AIDS Groups ‘Abuse’ Federal Funding, Washington Monthly Reports
AIDS groups are using federal funding to commit a "rash of abuses," and "indifference" by federal agencies tasked with monitoring these funds has contributed to the problem, the Washington Monthly reports (Turner, Washington Monthly, April 2001). Money from the Ryan White CARE Act is supposed to help state, local and other public or private not-for-profit groups provide services for "medically underserved individuals and families affected by HIV" (HRSA Web site, 4/6). However, these funds have financed shopping trips, large salaries for executives and psychic hotlines, the Monthly reports. Some of the items and services the magazine says were purchased with the money are outlined below:
- The former Margaret K. Wright Clinic in Dallas, the "sole source of AIDS services in North Texas" for low-income African Americans, "misspent tens of thousands of federal dollars" earmarked for patients. A county audit revealed that the clinic billed the government for items such as "shopping sprees to Neiman Marcus," home appliances and psychic hotline calls.
- At Central Florida United AIDS Resources in Orlando, Fla., bookkeeper Corey White was sentenced to 37 months in jail for embezzling more than $500,000 from the group. White spent the money on entertainment, hotels and restaurants.
- The North Carolina State Bureau of Investigation is examining the financial records of the Drugs and AIDS Prevention Among African Americans group. According to an audit, group director James Wise kept 10% of all Medicaid payments to DAPAA as "personal compensation" and wrote himself checks totaling $13,300.
- AIDServe Indiana, the "only state-wide agency" in Indiana providing assistance to people with HIV/AIDS, "mismanaged hundreds of thousands of dollars, with devastating consequences for sick people," an investigation by the Indianapolis Star found. Analysis of the group found that administrators "diverted funds" to pay for salaries and other operating costs, even while the group owed "thousands of dollars" to "dozens" of landlords, pharmacies and doctors throughout the state.
- Pat Christen, head of the San Francisco AIDS Foundation, earns an annual salary of more than $200,000, according to the group's 1999 tax forms.

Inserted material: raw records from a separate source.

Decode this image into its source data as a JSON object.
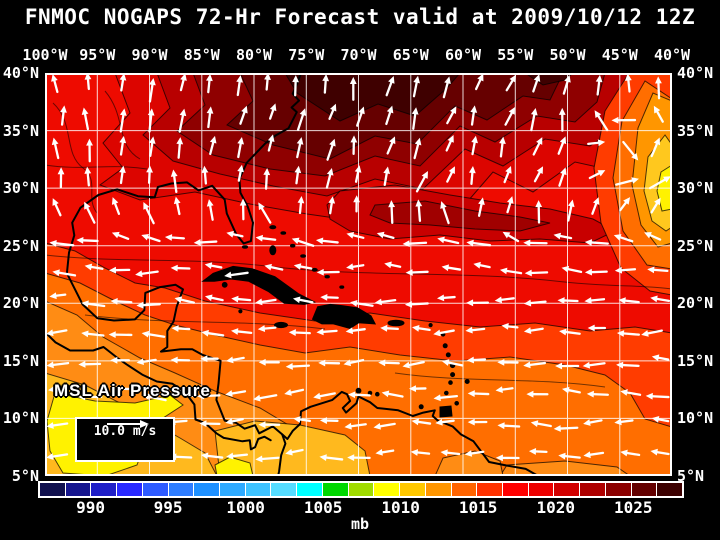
{
  "header": {
    "title": "FNMOC NOGAPS 72-Hr Forecast valid at 2009/10/12 12Z"
  },
  "map": {
    "overlay_label": "MSL Air Pressure",
    "wind_scale_label": "10.0 m/s"
  },
  "colors": {
    "background": "#000000",
    "text": "#ffffff",
    "grid": "#ffffff",
    "coastline": "#000000",
    "arrow": "#ffffff"
  },
  "chart_data": {
    "type": "heatmap",
    "title": "FNMOC NOGAPS 72-Hr Forecast valid at 2009/10/12 12Z",
    "variable": "MSL Air Pressure",
    "unit": "mb",
    "x_ticks": [
      "100°W",
      "95°W",
      "90°W",
      "85°W",
      "80°W",
      "75°W",
      "70°W",
      "65°W",
      "60°W",
      "55°W",
      "50°W",
      "45°W",
      "40°W"
    ],
    "y_ticks": [
      "40°N",
      "35°N",
      "30°N",
      "25°N",
      "20°N",
      "15°N",
      "10°N",
      "5°N"
    ],
    "lon_range_deg": [
      -100,
      -40
    ],
    "lat_range_deg": [
      5,
      40
    ],
    "grid": {
      "x_divisions": 12,
      "y_divisions": 7,
      "grid_on": true
    },
    "colorbar": {
      "unit": "mb",
      "tick_labels": [
        "990",
        "995",
        "1000",
        "1005",
        "1010",
        "1015",
        "1020",
        "1025"
      ],
      "tick_positions": [
        0.0814,
        0.2014,
        0.3214,
        0.4414,
        0.5614,
        0.6814,
        0.8014,
        0.9214
      ],
      "cell_colors": [
        "#10104e",
        "#16168f",
        "#1f1fc8",
        "#2929ff",
        "#2e5bff",
        "#2e7dff",
        "#1e90ff",
        "#2eaaff",
        "#3ec3ff",
        "#55dcff",
        "#00ffff",
        "#00d800",
        "#a0dc00",
        "#ffff00",
        "#ffc800",
        "#ff9600",
        "#ff6400",
        "#ff3200",
        "#ff0000",
        "#ed0000",
        "#d20000",
        "#af0000",
        "#8c0000",
        "#640000",
        "#3c0000"
      ]
    },
    "wind_reference_label": "10.0 m/s",
    "wind_field": {
      "trade_angle": 180,
      "trade_lat_max": 25,
      "subtropical_lat_min": 29,
      "subtropical_angle_base": 270,
      "subtropical_shear": 0.5,
      "vortices": [
        {
          "lon": -42.5,
          "lat": 34,
          "radius_deg": 5,
          "gain": 0.92,
          "spin": "ccw"
        }
      ],
      "arrow_cols": 21,
      "arrow_rows": 13
    }
  }
}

Craig Schniderman, executive director of Food and Friends in Washington, D.C., earned $163,111 in 1998.
'Lax' Regulation and Oversight
Federal oversight of AIDS groups' spending has been "[l]ax," with some regulators using funding to finance their own "perk[s]," the Monthly reports. The San Juan Star reported that Puerto Rican legislator Rep. David Noriega Rodriguez presented "substantial evidence of AIDS fraud" in a report to former HHS Secretary Donna Shalala, but "received only a form letter in return." The Monthly also cites the case of Joe O'Neill, head of the HIV/AIDS Bureau at the Health Resources and Services Administration. O'Neill has convened AIDS conferences in the Virgin Islands and Rio de Janeiro, "urg[ing]" other participants to travel to the meetings "using their Ryan White funding." O'Neill, however, told a congressional subcommittee last July that his department "lacked the resources to adequately monitor and detect AIDS funding scandals." While the Ryan White CARE Act calls for the establishment of local oversight councils to monitor groups receiving federal funding, community participation in these councils "never materialized." Council members were originally supposed to "reflect the demographics of the local infected population" and 35% were supposed to be HIV-positive. However, the councils today are "packed almost entirely with salaried employees, board members and consultants to groups receiving Ryan White funds," the Monthly reports. People with HIV and AIDS often have "little say" in the groups' operations. The article concludes that HIV-positive people "can be the most effective watchdogs," but are "silenced by a paternalistic AIDS care delivery system that seems to have forgotten just who it is meant to serve" (Washington Monthly, April 2001).